Dieser Fokus verschiebt sich genauso, wie man im echten Leben nicht ständig nur Horrorfilme ansieht, sondern auch mal eine Session mit allen Sherlock Holmes-Filmen mit Basil Rathbone einlegt. Solche Verschiebungen in meinem Geschmack (es ist kein Wunder, das in obiger Aufzählung keine Musik auftaucht) kann man bei Nerdcore wunderbar nachvollziehen, aber auch die Konstanten (Giant Thisnthat from outer space beispielsweise). Es geht mir beim Bloggen also vor allem lediglich um mich und meine Website und den Content, den ich da haben will. Und ich verstehe es tatsächlich überhaupt nicht, warum ich da andere Websites zum Maßstab machen soll.

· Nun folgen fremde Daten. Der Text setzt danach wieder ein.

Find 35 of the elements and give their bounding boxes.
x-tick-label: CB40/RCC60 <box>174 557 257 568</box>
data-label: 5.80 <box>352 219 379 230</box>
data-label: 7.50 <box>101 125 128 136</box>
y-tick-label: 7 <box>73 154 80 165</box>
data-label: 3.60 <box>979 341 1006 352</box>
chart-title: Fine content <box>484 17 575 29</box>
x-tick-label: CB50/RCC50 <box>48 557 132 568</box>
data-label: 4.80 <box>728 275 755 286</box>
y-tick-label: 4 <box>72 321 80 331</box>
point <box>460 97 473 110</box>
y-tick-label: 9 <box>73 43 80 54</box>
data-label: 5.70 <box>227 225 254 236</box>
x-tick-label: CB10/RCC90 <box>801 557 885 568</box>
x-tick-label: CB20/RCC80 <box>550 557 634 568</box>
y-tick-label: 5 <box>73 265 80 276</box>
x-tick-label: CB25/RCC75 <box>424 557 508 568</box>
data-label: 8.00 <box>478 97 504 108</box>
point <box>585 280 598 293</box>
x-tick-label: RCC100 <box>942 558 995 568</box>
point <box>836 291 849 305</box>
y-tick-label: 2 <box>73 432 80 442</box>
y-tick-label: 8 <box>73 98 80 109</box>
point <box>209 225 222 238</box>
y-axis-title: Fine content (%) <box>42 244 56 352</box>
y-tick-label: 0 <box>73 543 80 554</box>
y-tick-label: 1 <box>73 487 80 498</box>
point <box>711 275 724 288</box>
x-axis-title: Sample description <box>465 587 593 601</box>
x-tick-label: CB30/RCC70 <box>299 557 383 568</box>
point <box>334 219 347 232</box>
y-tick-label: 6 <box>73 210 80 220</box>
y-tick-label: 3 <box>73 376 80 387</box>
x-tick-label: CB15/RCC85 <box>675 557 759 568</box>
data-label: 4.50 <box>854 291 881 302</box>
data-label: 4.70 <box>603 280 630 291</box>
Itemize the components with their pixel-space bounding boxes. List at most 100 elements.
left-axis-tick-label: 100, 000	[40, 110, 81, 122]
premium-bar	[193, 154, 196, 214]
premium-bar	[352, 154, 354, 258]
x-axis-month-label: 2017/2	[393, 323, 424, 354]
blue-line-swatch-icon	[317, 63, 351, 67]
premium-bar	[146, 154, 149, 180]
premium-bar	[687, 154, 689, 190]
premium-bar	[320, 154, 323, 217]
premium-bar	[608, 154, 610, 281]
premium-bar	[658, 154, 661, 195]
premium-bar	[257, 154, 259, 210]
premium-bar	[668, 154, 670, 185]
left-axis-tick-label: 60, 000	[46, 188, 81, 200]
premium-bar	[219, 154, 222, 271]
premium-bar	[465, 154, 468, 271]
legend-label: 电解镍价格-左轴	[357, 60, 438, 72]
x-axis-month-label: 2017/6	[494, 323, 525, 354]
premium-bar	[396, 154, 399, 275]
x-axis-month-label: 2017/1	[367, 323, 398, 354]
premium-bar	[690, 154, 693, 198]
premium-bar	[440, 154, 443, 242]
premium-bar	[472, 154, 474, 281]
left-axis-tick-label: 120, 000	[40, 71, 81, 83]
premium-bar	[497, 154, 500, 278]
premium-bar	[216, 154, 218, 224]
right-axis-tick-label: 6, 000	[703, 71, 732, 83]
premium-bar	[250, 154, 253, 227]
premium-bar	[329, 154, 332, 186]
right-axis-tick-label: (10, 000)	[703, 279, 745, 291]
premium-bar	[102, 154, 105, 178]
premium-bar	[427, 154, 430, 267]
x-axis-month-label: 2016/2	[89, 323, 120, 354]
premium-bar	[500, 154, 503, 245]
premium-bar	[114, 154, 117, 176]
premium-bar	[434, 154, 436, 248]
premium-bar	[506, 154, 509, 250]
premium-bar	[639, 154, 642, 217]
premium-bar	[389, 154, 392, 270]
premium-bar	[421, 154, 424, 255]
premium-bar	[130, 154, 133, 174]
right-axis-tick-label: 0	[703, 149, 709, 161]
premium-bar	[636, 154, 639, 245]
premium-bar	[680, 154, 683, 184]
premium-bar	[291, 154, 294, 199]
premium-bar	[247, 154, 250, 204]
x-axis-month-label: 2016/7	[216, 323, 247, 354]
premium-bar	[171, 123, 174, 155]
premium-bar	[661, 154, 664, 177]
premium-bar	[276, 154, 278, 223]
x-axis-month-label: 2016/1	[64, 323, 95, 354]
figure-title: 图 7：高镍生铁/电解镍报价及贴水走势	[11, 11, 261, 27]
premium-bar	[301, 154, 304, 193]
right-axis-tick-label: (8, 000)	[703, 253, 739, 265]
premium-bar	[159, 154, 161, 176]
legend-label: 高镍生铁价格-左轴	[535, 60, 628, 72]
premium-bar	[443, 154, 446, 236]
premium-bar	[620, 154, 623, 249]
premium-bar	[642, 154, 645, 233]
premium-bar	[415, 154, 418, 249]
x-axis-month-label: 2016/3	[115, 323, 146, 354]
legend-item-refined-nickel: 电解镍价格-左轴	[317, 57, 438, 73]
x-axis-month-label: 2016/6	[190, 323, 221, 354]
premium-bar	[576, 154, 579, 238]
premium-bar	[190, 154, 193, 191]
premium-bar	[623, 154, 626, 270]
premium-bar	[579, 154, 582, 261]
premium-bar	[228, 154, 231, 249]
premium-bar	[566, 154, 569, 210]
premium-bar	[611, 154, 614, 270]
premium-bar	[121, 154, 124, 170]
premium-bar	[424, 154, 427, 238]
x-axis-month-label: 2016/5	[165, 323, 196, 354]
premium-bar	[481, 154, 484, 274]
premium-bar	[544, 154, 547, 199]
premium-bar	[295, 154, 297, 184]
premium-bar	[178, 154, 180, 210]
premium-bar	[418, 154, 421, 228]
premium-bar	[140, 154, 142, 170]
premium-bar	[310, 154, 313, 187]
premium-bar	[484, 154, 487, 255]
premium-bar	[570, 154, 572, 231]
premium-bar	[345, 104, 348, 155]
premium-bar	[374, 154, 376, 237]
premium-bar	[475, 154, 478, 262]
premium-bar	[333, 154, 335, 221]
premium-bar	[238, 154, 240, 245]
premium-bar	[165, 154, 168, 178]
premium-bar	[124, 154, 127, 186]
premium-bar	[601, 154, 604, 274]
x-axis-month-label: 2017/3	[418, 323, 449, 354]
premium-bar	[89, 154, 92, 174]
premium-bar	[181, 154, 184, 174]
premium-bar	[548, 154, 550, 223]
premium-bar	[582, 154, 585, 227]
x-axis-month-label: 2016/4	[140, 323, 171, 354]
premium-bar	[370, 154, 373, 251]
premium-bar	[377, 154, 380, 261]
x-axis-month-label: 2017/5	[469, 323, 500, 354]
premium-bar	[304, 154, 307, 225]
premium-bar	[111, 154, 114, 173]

Soviel also zu meiner Motivation, sozusagen: ich schreibe hier quasi nur das Blog, das ich gerne lesen würde. Was andere Blogger aus ihrer Website machen ist mir eher wurscht. Wenn ich aber auf anderen Blogs oder Websites etwas finde, das ich auch bei mir haben will, dann ist mir ebenso wurscht, wie „groß“ das Blog ist, wie bekannt, wer das jetzt schon alles gelesen hat oder wie redundant das ist. Alles was dann zählt ist folgendes: ich habe da tollen Content und ich habe hier eine Website, die ich editiere. Natürlich blogge ich das dann, und dabei ist es mir völlig egal, ob das nun auf Spreeblick, auf Netzpolitik, auf Boing Boing, auf Neatorama oder sonstwo steht. Weil ich den Scheiß eben auch bei mir haben will.

Das ist, ja, redundant. Diese Redundanz nennt man in diesem Falle aber Vernetzung und ist in diesem Internetz nicht unwichtig, um es mal vorsichtig auszudrücken. Wenn man diese Redundanz online vermeidet, arbeitet man gegen eins der Grundprinzipien des Netzes. Ohne diese Redundanz wäre das Internet nur eine Sammlung von Dokumenten und den Hyperlink könnte man in die Tonne treten. Deshalb meine Bitte: denkt, wenn Ihr etwas online findet, nicht daran, wo das bereits steht oder stehen könnte. Sondern alleine daran, ob Ihr das auf Eurem Blog haben wollt, oder nicht. Das ist alles, was zählt.

Ich gehe dabei ja sogar noch weiter mittlerweile. Es kommt immer wieder vor, dass ich wegen Zeitmangels den Feedreader scanne und interessante Items flagge, die ich dann einen oder zwei Tage später raushauen will. Wenn da mittlerweile ein deutsches Blog drüber geschrieben hat, dann nenne ich dieses Blog als Quelle, nicht das amerikanische oder besser: internationale. Read global, link local, sozusagen. Das aber nur am Rande.